Edison is sometimes erroneously credited with the creation of the light bulb. In fact, he was responsible for the improvement of a 50-year-old invention. Edison’s development of the light bulb led to a more reliable, longer lasting electric light.

In 1879, not resting on the laurels of his success with the phonograph, Edison began to experiment with a lower current, a carbonized filament and an improved vacuum inside the bulb. He found that this led to a much more efficient use of electricity, which ensured that the life of the bulb was extended.

During the 1880s, it was his success with the development of electric lighting that made Edison famous throughout the world. Over the course of the decade, his electric companies grew quickly and were eventually joined to form Edison General Electric.
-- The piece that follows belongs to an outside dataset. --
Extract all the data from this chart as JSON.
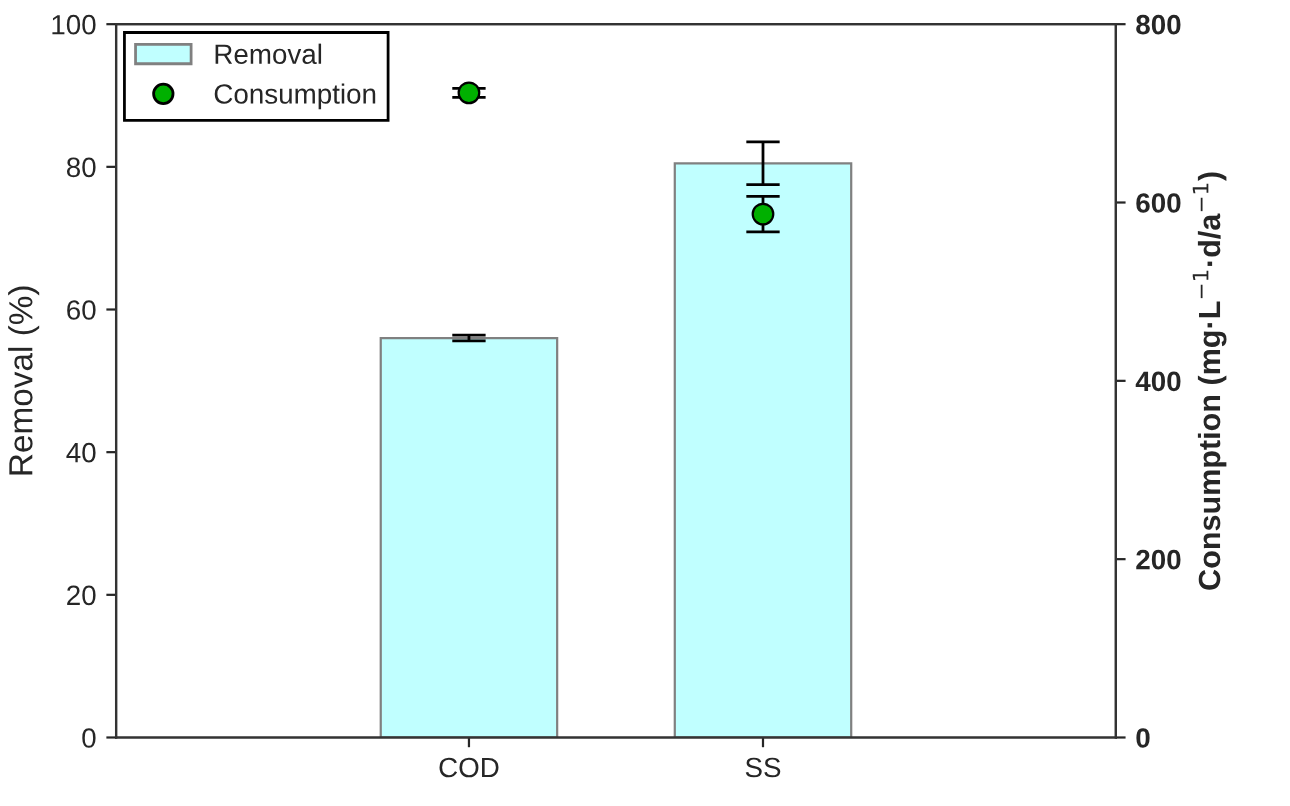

Thomas Edison’s Work on Motion Pictures

oday, movies and television are watched all over the world. However, none of this would be possible without Thomas Edison’s development of the motion picture camera. Although a long-standing interest of Edison’s, he did not become resolutely committed to the invention until 1888 when Eadweard Muybridge visited his laboratory.

Apparently, Edison wanted to create a machine that would, “do for the eye what the phonograph does for the ear”. He called his invention the kinetoscope and the first moving picture recorded was of Edison’s employee, Fred Ott, pretending to sneeze. However, the quality of these recordings was poor until Eastman Kodak developed motion picture film.

We take many of our mod cons for granted, but it is worth bearing in mind the ingenuity of men like Thomas Edison, who have made them possible. As the Thomas Edison quote goes, “I find out what the world needs. Then I go ahead and try to invent it.”